Abu-Supian Gatsaev, a criminal investigation senior lieutenant from Chechnya's Internal Affairs Ministry, came to my tent on February 23 (he approached by a police UAZ vehicle). I figured out from his muddled speech there was a certain application against me (himself, he had not seen or read one, though) that said I had no registration, so he came to check it. When I told him to show his ID, he said:
'I know you have contacts at Memorial, I also have some friends there,' and he began to name people I didn't know at all. I told him there were no such people at Memorial. Putting down my ID data (I have temporary ID, since my passport was stolen along with my purse in 2001), Gatsaev left.
He came again the next day, February 24, at about 11 a.m., and demanded my temporary ID once again. He began to find faults with it saying it had expired and was forged. I suggested that we go to the camp administration where they issued and extended my ID. After that he left.
I was at my neighbors' on February 25, at about 3 p.m., when people came in and said some police officers pulled up at my tent and were walking around it. I went out. I saw a silvery vehicle near my lodging and four people (two in civilian clothes and two in uniforms) at the back of the tent. I came up to them and asked:
'What are you doing here?'
'Who are you?' they asked.
'I am the mistress of this tent,' I replied.

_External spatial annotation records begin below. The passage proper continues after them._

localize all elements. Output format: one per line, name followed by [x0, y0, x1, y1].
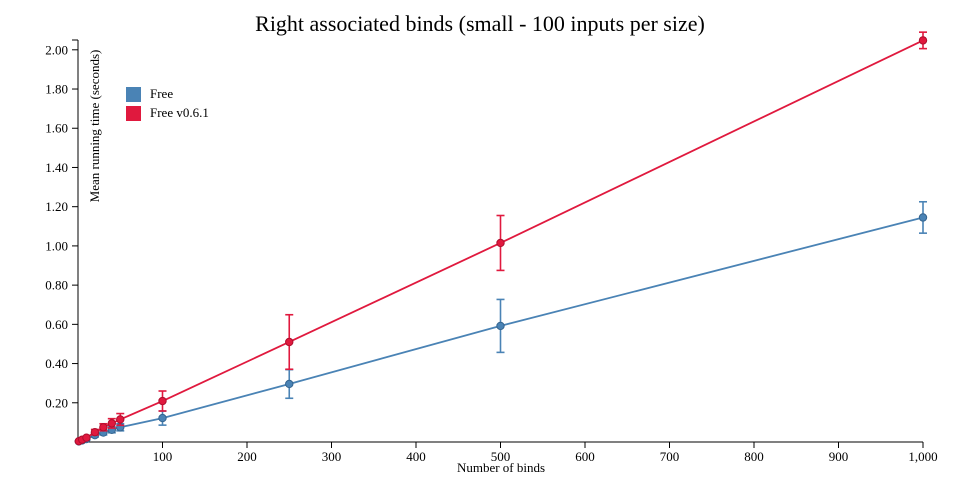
x-tick-label: 700: [660, 449, 680, 464]
legend-item-free: Free: [126, 85, 209, 103]
data-point-marker-free-v0-6-1: [107, 419, 117, 428]
data-point-marker-free-v0-6-1: [90, 427, 100, 437]
y-tick-label: 0.80: [45, 278, 68, 293]
data-point-marker-free-v0-6-1: [82, 433, 91, 442]
y-tick-label: 1.40: [45, 160, 68, 175]
data-point-marker-free: [918, 213, 928, 222]
y-tick-label: 1.80: [45, 82, 68, 97]
data-point-marker-free: [285, 379, 294, 389]
y-tick-label: 1.60: [45, 121, 68, 136]
y-axis-ticks: 0.20 0.40 0.60 0.80 1.00 1.20 1.40 1.60 1.80 2.00: [45, 42, 78, 410]
x-tick-label: 400: [406, 449, 426, 464]
series-free-v0-6-1: [74, 31, 928, 446]
y-axis-title: Mean running time (seconds): [87, 49, 102, 203]
legend: Free Free v0.6.1: [126, 85, 209, 123]
x-tick-label: 500: [491, 449, 511, 464]
data-point-marker-free-v0-6-1: [285, 337, 294, 347]
x-tick-label: 800: [744, 449, 764, 464]
data-point-marker-free-v0-6-1: [158, 396, 167, 406]
data-point-marker-free-v0-6-1: [116, 415, 125, 424]
y-tick-label: 1.20: [45, 199, 68, 214]
legend-swatch-free-v061: [126, 105, 141, 121]
x-axis-ticks: 100 200 300 400 500 600 700 800 900 1,000: [153, 442, 938, 464]
chart-title: Right associated binds (small - 100 inpu…: [255, 11, 705, 36]
x-tick-label: 1,000: [908, 449, 937, 464]
y-tick-label: 0.60: [45, 317, 68, 332]
x-tick-label: 200: [237, 449, 257, 464]
legend-label-free: Free: [150, 86, 174, 101]
y-tick-label: 0.40: [45, 356, 68, 371]
legend-label-free-v061: Free v0.6.1: [150, 105, 209, 120]
data-point-marker-free: [158, 413, 167, 423]
data-point-marker-free-v0-6-1: [99, 423, 108, 432]
x-tick-label: 600: [575, 449, 595, 464]
legend-swatch-free: [126, 86, 141, 102]
x-tick-label: 100: [153, 449, 173, 464]
x-axis-title: Number of binds: [456, 460, 546, 475]
data-point-marker-free-v0-6-1: [918, 36, 928, 45]
y-tick-label: 0.20: [45, 395, 68, 410]
data-point-marker-free-v0-6-1: [496, 238, 505, 248]
x-tick-label: 900: [829, 449, 849, 464]
y-tick-label: 1.00: [45, 238, 68, 253]
data-point-marker-free: [496, 321, 505, 331]
y-tick-label: 2.00: [45, 42, 68, 57]
x-tick-label: 300: [322, 449, 342, 464]
legend-item-free-v061: Free v0.6.1: [126, 104, 209, 122]
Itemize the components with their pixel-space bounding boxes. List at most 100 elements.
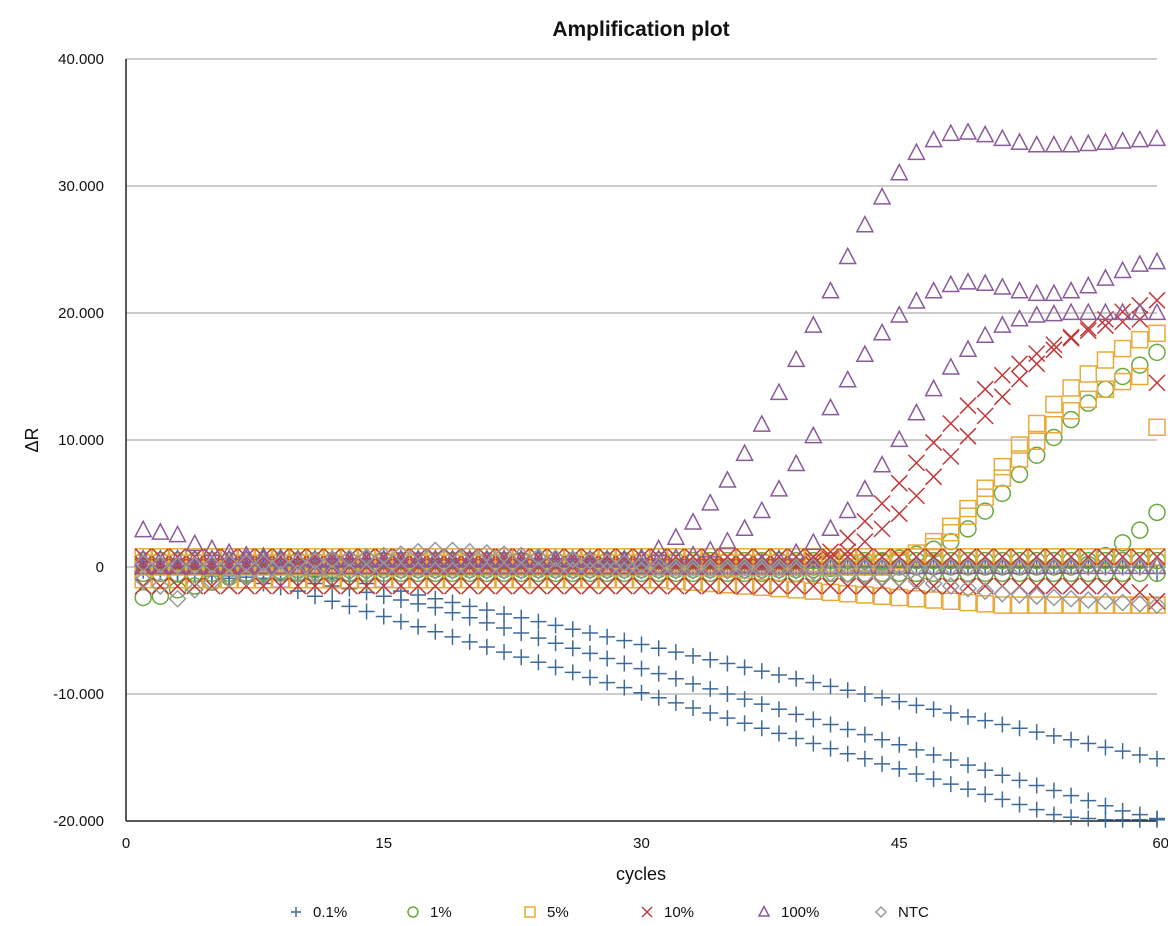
marker-triangle (993, 556, 1012, 575)
marker-triangle (168, 524, 187, 543)
marker-plus (891, 736, 908, 753)
marker-diamond (598, 552, 617, 571)
marker-plus (581, 669, 598, 686)
marker-triangle (185, 548, 204, 567)
marker-plus (650, 689, 667, 706)
marker-triangle (993, 315, 1012, 333)
marker-plus (839, 721, 856, 738)
marker-circle (1010, 465, 1029, 484)
marker-square (1062, 379, 1080, 397)
marker-triangle (975, 556, 995, 575)
marker-square (409, 570, 427, 589)
marker-triangle (1130, 129, 1150, 148)
marker-triangle (958, 272, 978, 290)
marker-plus (891, 760, 908, 777)
marker-circle (1148, 343, 1166, 362)
marker-plus (908, 741, 925, 758)
marker-square (873, 587, 891, 605)
marker-square (1079, 390, 1098, 409)
marker-plus (1063, 787, 1080, 804)
marker-plus (685, 647, 702, 664)
marker-cross (641, 906, 653, 918)
marker-diamond (512, 546, 531, 565)
marker-circle (1096, 380, 1115, 398)
plot-area (133, 122, 1167, 828)
marker-plus (942, 776, 959, 793)
marker-triangle (855, 214, 875, 233)
marker-diamond (563, 550, 582, 569)
marker-diamond (718, 557, 737, 577)
marker-diamond (1010, 585, 1029, 605)
marker-triangle (151, 548, 170, 567)
marker-diamond (271, 565, 290, 584)
marker-diamond (134, 554, 153, 573)
marker-triangle (202, 548, 222, 567)
marker-diamond (873, 557, 892, 577)
marker-diamond (890, 569, 909, 588)
marker-cross (821, 577, 840, 595)
marker-square (1010, 596, 1029, 614)
marker-diamond (907, 571, 926, 591)
marker-plus (822, 740, 839, 757)
marker-plus (959, 708, 976, 725)
marker-square (770, 579, 788, 598)
marker-triangle (1113, 260, 1132, 279)
marker-plus (977, 712, 994, 729)
marker-cross (1045, 336, 1063, 354)
marker-square (1148, 548, 1166, 566)
marker-triangle (254, 546, 273, 564)
marker-cross (134, 577, 152, 595)
marker-diamond (855, 566, 874, 585)
marker-diamond (1096, 592, 1115, 611)
marker-plus (856, 750, 873, 767)
marker-cross (426, 577, 444, 595)
marker-triangle (1061, 556, 1081, 575)
y-tick-label: -10.000 (53, 686, 104, 703)
marker-plus (324, 593, 341, 610)
marker-circle (407, 906, 419, 918)
marker-triangle (1147, 251, 1167, 270)
marker-plus (461, 633, 478, 650)
marker-plus (1114, 743, 1131, 760)
marker-plus (702, 680, 719, 697)
marker-plus (633, 684, 650, 701)
marker-square (718, 576, 737, 594)
marker-plus (770, 701, 787, 718)
legend-item: 5% (524, 904, 569, 921)
marker-triangle (872, 322, 892, 341)
marker-plus (959, 757, 976, 774)
marker-square (976, 548, 994, 566)
marker-plus (564, 640, 581, 657)
marker-cross (959, 397, 977, 415)
legend-label: 1% (430, 904, 452, 921)
marker-triangle (855, 344, 875, 363)
marker-square (924, 537, 943, 556)
marker-diamond (409, 561, 428, 580)
marker-diamond (1010, 557, 1029, 577)
marker-square (976, 488, 994, 506)
marker-cross (306, 577, 324, 595)
marker-diamond (735, 561, 754, 580)
marker-plus (513, 625, 530, 642)
marker-triangle (1130, 254, 1150, 272)
marker-cross (340, 577, 358, 595)
marker-plus (410, 586, 427, 603)
marker-diamond (305, 551, 325, 570)
marker-plus (788, 670, 805, 687)
marker-plus (1131, 746, 1148, 763)
gridlines (126, 58, 1157, 695)
marker-square (443, 570, 462, 589)
marker-square (1045, 596, 1063, 614)
marker-triangle (1061, 280, 1081, 299)
marker-triangle (460, 548, 479, 567)
y-axis-label: ΔR (22, 427, 42, 452)
marker-triangle (254, 556, 273, 575)
marker-plus (891, 693, 908, 710)
marker-circle (959, 520, 977, 538)
marker-square (1096, 548, 1115, 566)
marker-cross (632, 577, 651, 595)
marker-plus (547, 617, 564, 634)
marker-plus (650, 665, 667, 682)
marker-plus (719, 655, 736, 672)
legend-label: NTC (898, 904, 929, 921)
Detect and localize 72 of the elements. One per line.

'So you are Lorchen Gunter? We've come to meet you. We saw you on television (my interview with NTV where I spoke about pressure on refugees was broadcast in the news on February 22).
I asked them to introduce themselves, but they said it was of no importance. I answered I had no right to talk to them in that case.
They told me, 'See you,' and left.
An activist from Grozny told me no meeting at the Chechen committee and the Migration Service got by without my name mentioned.
Mr. Panasiuk together with the Achkhoi-Martan district head of administration came to me as far back as in early February. They offered me a post of manager at two new temporary accommodations in the Achkhoi-Martan district and organizing resettlement of people from camps to them. I refused. The deputy head of administration together with Khasimikov (chairman of the Chechen committee for refugees return) paid me another visit, and they tried again to persuade me to write an application for the post of manager. I refused, and they left discontent. I don't know what will be next, and I am just afraid for my children's safety."